NEW YORK (Reuters) - A handful of U.S. states are poised to take up the issue of gay marriage afresh, due largely to incoming lawmakers who may tip the balance in favor of the controversial measure.
In Maryland, New York and Rhode Island in particular, the legalization of same-sex marriages is moving ahead, organizers and supporters say.
“We have the numbers,” said Maryland state Sen. Richard Madaleno Jr. “We’ve never been in a better position.”
The November 2010 election brought a “significant shift,” especially in the Senate, said Madaleno, one of Maryland’s seven openly gay legislators, three of whom are newly elected.
Even more important, Maryland’s Senate Judicial Proceedings committee, which has prevented gay marriage bills from reaching a floor vote, has several new, sympathetic members, said Morgan Meneses-Sheets of Equality Maryland, an advocacy group.
Majority leaders of both houses plan to co-sponsor gay marriage measures. Gov. Martin O’Malley, whose opponent was against gay marriage, has pledged to sign such a bill,
Nationwide, after the Congressional vote to repeal the “Don’t ask, don’t tell” policy which expelled thousands of gay people from the U.S. military, gay rights advocates are pushing ahead on marriage.
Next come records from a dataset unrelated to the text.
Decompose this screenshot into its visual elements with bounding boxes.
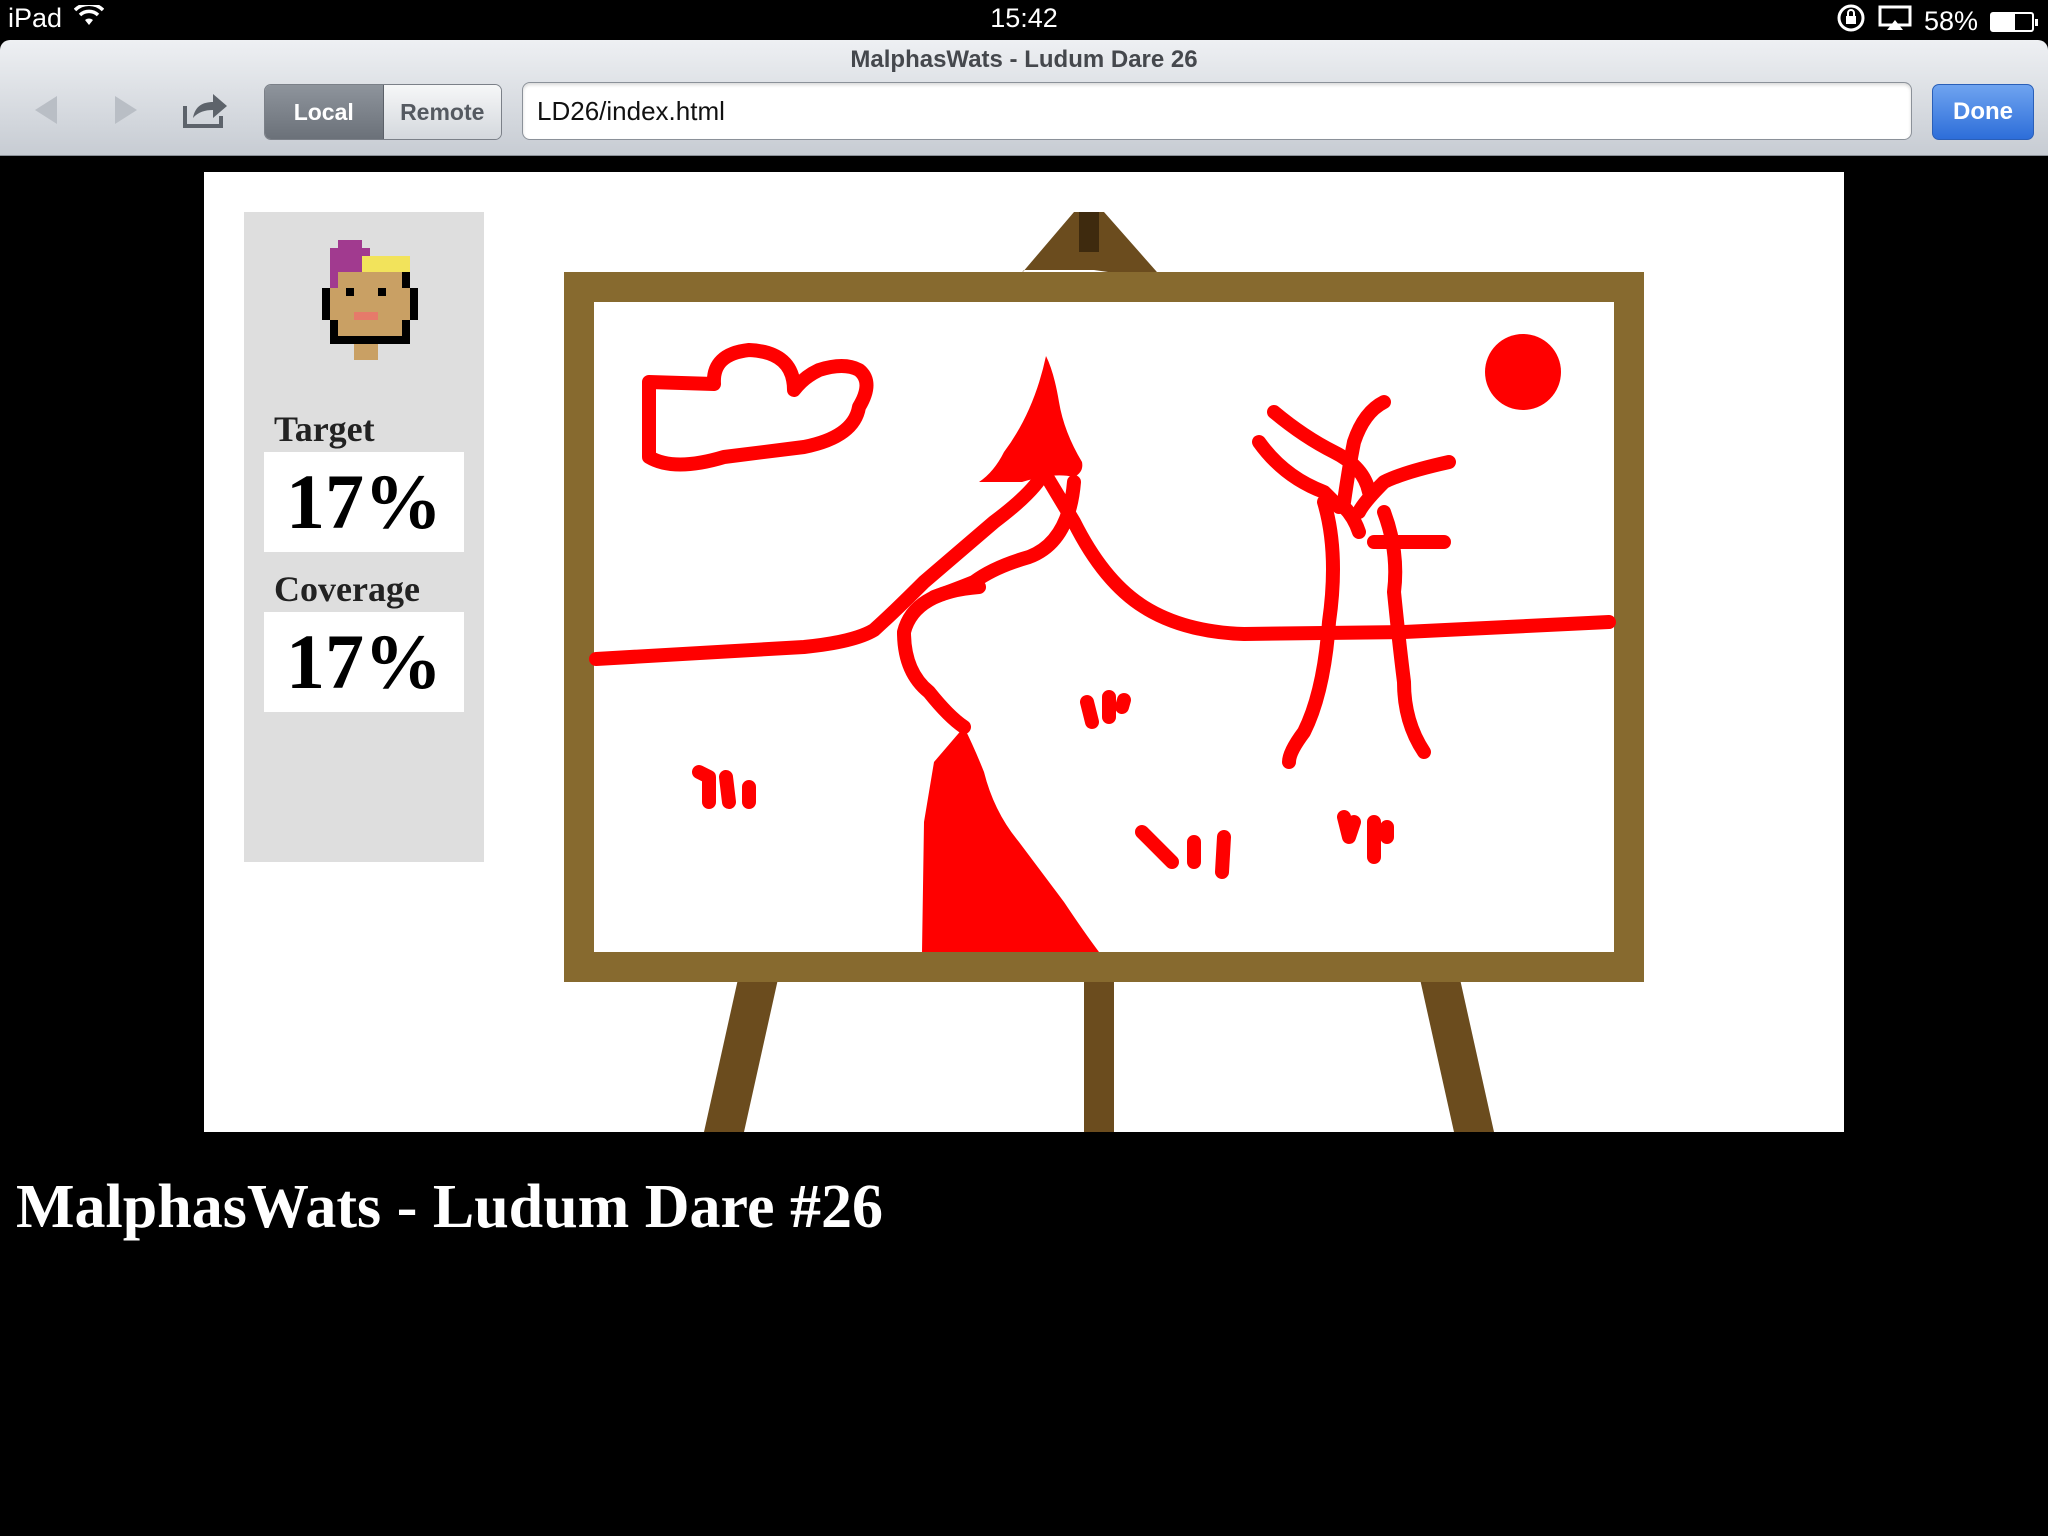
score-panel: Target 17% Coverage 17% xyxy=(244,212,484,862)
status-bar: iPad 15:42 58% xyxy=(0,0,2048,40)
page-title: MalphasWats - Ludum Dare 26 xyxy=(850,46,1198,73)
forward-button[interactable] xyxy=(106,90,146,130)
coverage-label: Coverage xyxy=(274,569,420,609)
back-button[interactable] xyxy=(26,90,66,130)
share-icon xyxy=(183,94,227,128)
coverage-value: 17% xyxy=(264,612,464,712)
rotation-lock-icon xyxy=(1836,3,1866,40)
page-heading: MalphasWats - Ludum Dare #26 xyxy=(16,1173,883,1241)
url-field[interactable]: LD26/index.html xyxy=(522,82,1912,140)
painted-sun xyxy=(1485,334,1561,410)
battery-icon xyxy=(1990,11,2038,32)
forward-arrow-icon xyxy=(115,96,137,124)
game-canvas[interactable]: Target 17% Coverage 17% xyxy=(204,172,1844,1132)
battery-percent: 58% xyxy=(1923,6,1978,36)
tab-local[interactable]: Local xyxy=(265,85,384,139)
status-time: 15:42 xyxy=(990,3,1058,33)
browser-toolbar: MalphasWats - Ludum Dare 26 Local Remote… xyxy=(0,40,2048,156)
local-remote-toggle[interactable]: Local Remote xyxy=(264,84,502,140)
back-arrow-icon xyxy=(35,96,57,124)
avatar xyxy=(306,240,434,368)
done-button[interactable]: Done xyxy=(1932,84,2034,140)
target-value: 17% xyxy=(264,452,464,552)
target-label: Target xyxy=(274,409,375,449)
tab-remote[interactable]: Remote xyxy=(383,85,501,139)
airplay-icon xyxy=(1878,5,1912,38)
player-face-icon xyxy=(322,240,418,360)
share-button[interactable] xyxy=(180,90,230,130)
“The work of persuasion, of personal conversations, of talking to lawmakers and mobilizing against a well-funded anti-gay opposition” are among the primary tasks for the lobbying group Freedom to Marry, said founder Evan Wolfson.
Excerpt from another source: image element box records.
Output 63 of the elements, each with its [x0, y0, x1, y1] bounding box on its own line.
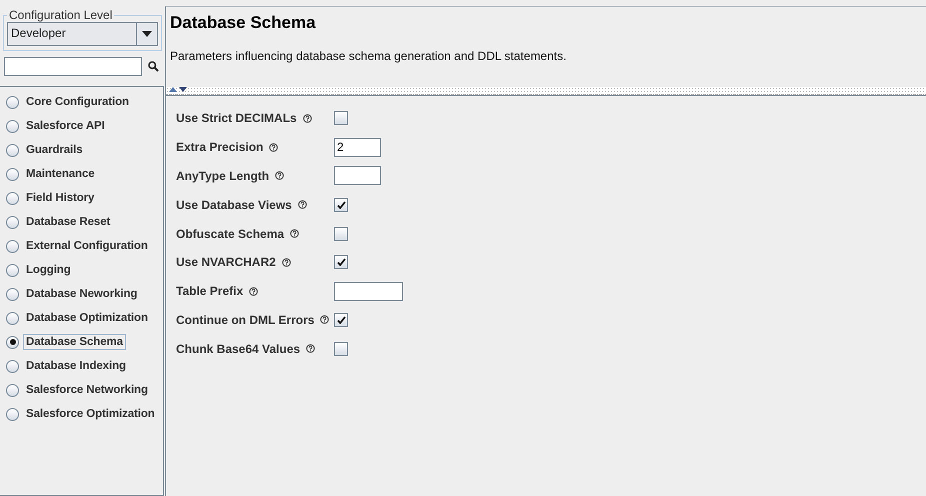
setting-label: Obfuscate Schema	[176, 226, 284, 241]
radio-button[interactable]	[6, 360, 19, 372]
sidebar-item[interactable]: Guardrails	[23, 142, 86, 158]
radio-button[interactable]	[6, 384, 19, 396]
help-icon[interactable]	[290, 229, 300, 238]
radio-button[interactable]	[6, 168, 19, 180]
sidebar-item[interactable]: Database Optimization	[23, 310, 151, 326]
setting-label: Table Prefix	[176, 284, 244, 298]
setting-label: Use Strict DECIMALs	[176, 111, 297, 126]
radio-button[interactable]	[6, 264, 19, 276]
help-icon[interactable]	[282, 258, 291, 267]
input-field[interactable]: 2	[334, 138, 381, 157]
group-legend: Configuration Level	[7, 8, 114, 22]
checkbox[interactable]	[334, 226, 348, 241]
sidebar-item[interactable]: External Configuration	[23, 238, 151, 254]
search-field[interactable]	[4, 57, 142, 76]
sidebar-item[interactable]: Logging	[23, 262, 74, 278]
search-icon[interactable]	[148, 61, 159, 72]
radio-button[interactable]	[6, 408, 19, 420]
help-icon[interactable]	[275, 171, 284, 180]
setting-label: Extra Precision	[176, 140, 264, 154]
radio-button[interactable]	[6, 240, 19, 252]
checkbox[interactable]	[334, 255, 348, 270]
sidebar-item[interactable]: Core Configuration	[23, 94, 132, 110]
collapse-arrows-icon[interactable]	[169, 87, 187, 92]
sidebar-item[interactable]: Field History	[23, 190, 98, 206]
config-level-dropdown[interactable]: Developer	[7, 22, 158, 46]
radio-button[interactable]	[6, 192, 19, 204]
radio-button[interactable]	[6, 144, 19, 156]
help-icon[interactable]	[320, 315, 330, 324]
sidebar-item[interactable]: Maintenance	[23, 166, 98, 182]
radio-button[interactable]	[6, 216, 19, 228]
sidebar-item[interactable]: Salesforce API	[23, 118, 108, 134]
radio-button[interactable]	[6, 336, 19, 348]
checkbox[interactable]	[334, 111, 348, 126]
setting-label: Continue on DML Errors	[176, 312, 314, 327]
input-field[interactable]	[334, 282, 403, 301]
radio-button[interactable]	[6, 120, 19, 132]
help-icon[interactable]	[249, 286, 258, 296]
sidebar-item[interactable]: Salesforce Networking	[23, 382, 151, 398]
setting-label: Use Database Views	[176, 198, 292, 212]
input-field[interactable]	[334, 166, 381, 186]
help-icon[interactable]	[298, 200, 307, 210]
setting-label: Use NVARCHAR2	[176, 255, 276, 270]
checkbox[interactable]	[334, 342, 348, 356]
caret-icon	[142, 31, 152, 37]
sidebar-item[interactable]: Database Reset	[23, 214, 114, 230]
radio-button[interactable]	[6, 312, 19, 324]
help-icon[interactable]	[306, 344, 316, 354]
radio-button[interactable]	[6, 288, 19, 300]
checkbox[interactable]	[334, 312, 348, 327]
page-title: Database Schema	[170, 13, 317, 33]
help-icon[interactable]	[269, 142, 278, 152]
help-icon[interactable]	[302, 114, 312, 123]
page-description: Parameters influencing database schema generation and DDL statements.	[170, 49, 568, 63]
setting-label: Chunk Base64 Values	[176, 342, 300, 356]
sidebar-item[interactable]: Salesforce Optimization	[23, 406, 158, 422]
radio-button[interactable]	[6, 96, 19, 108]
sidebar-item[interactable]: Database Schema	[23, 334, 126, 350]
checkbox[interactable]	[334, 198, 348, 212]
setting-label: AnyType Length	[176, 168, 270, 183]
sidebar-item[interactable]: Database Neworking	[23, 286, 140, 302]
sidebar-item[interactable]: Database Indexing	[23, 358, 129, 374]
“With the freedom to marry within reach this year in states such as New York, Maryland and Rhode Island, now is the time to have those conversations and move marriage forward,” he said.
Nearly half of the states have amended their constitutions, however, to prohibit marriage between same-sex partners or defining marriage as the union of one man and one woman, rendering gay marriage beyond reach any time soon.
In New York, where newly-inaugurated Gov. Andrew Cuomo strongly supports gay marriage, lawmakers remain divided but advocates say the prospects are improved with the popular governor’s backing.
“Its chances only get better,” said Democratic Sen. Thomas Duane, the state’s only openly gay senator, who has said he would introduce a gay marriage bill and push for a vote by summer. “Public support grows every time the issue is debated.”
Although not a supporter, Dean Skelos, leader of the majority Republicans in the Senate, has said he would not block such a bill coming to the Senate floor for a vote so legislators can make their positions known, according to rights group Empire State Pride Agenda.
Put to a so-called conscience vote, gay marriage has a better chance this year than it did in 2009, said Democratic Sen. Malcolm Smith of New York City, when the Assembly approved it but the Senate did not.
“It is premature to make predictions or attempt head counts based solely on prior votes, but there is reason to be confident,” said Ross Levi of Empire State Pride Agenda.
One of the most vocal opponents, Bronx Democrat Sen. Ruben Diaz, would not comment on prospects for passage. “There are more pressing issues facing the state,” such as the budget and overhauling ethics laws, Diaz said.
Gay marriage is legal in Massachusetts, Vermont, Connecticut, New Hampshire, Iowa and the District of Columbia, although a bill to revoke it was introduced in Iowa recently.
In California and New Jersey civil unions, which mimic but do not provide all the legal benefits of marriage, are being challenged in court.
The other West coast states, Hawaii and Illinois have broad domestic partnership or civil union provisions. Several states, including Pennsylvania, Minnesota, North Carolina and Indiana do not deal with the issue, neither granting nor denying it.
The fresh battles come with passionate opposition.
In Maryland, Republican Sen. Allan Kittleman said he would introduce a bill legalizing civil unions, drawing heat from fellow Republicans.
Maryland Delegate Don Dwyer, who opposes civil unions and gay marriage, said he “can’t wait for the debate.”
Should gay marriage pass, he said he is confident of a referendum which “will drive the conservatives to the polls,” where he predicted it would be defeated.
Marriage bills were introduced this month in the House and Senate in Rhode Island, a heavily Roman Catholic but relatively liberal state, where polls show a majority of residents favor what advocates call “marriage freedom.”
Newly elected Gov. Lincoln Chafee, whose predecessor vowed to veto gay marriage, voiced support at his inauguration, stressing the potential economic benefits.
But the Senate in Rhode Island is presided over by Sen. Teresa Paiva Weed, a gay marriage opponent.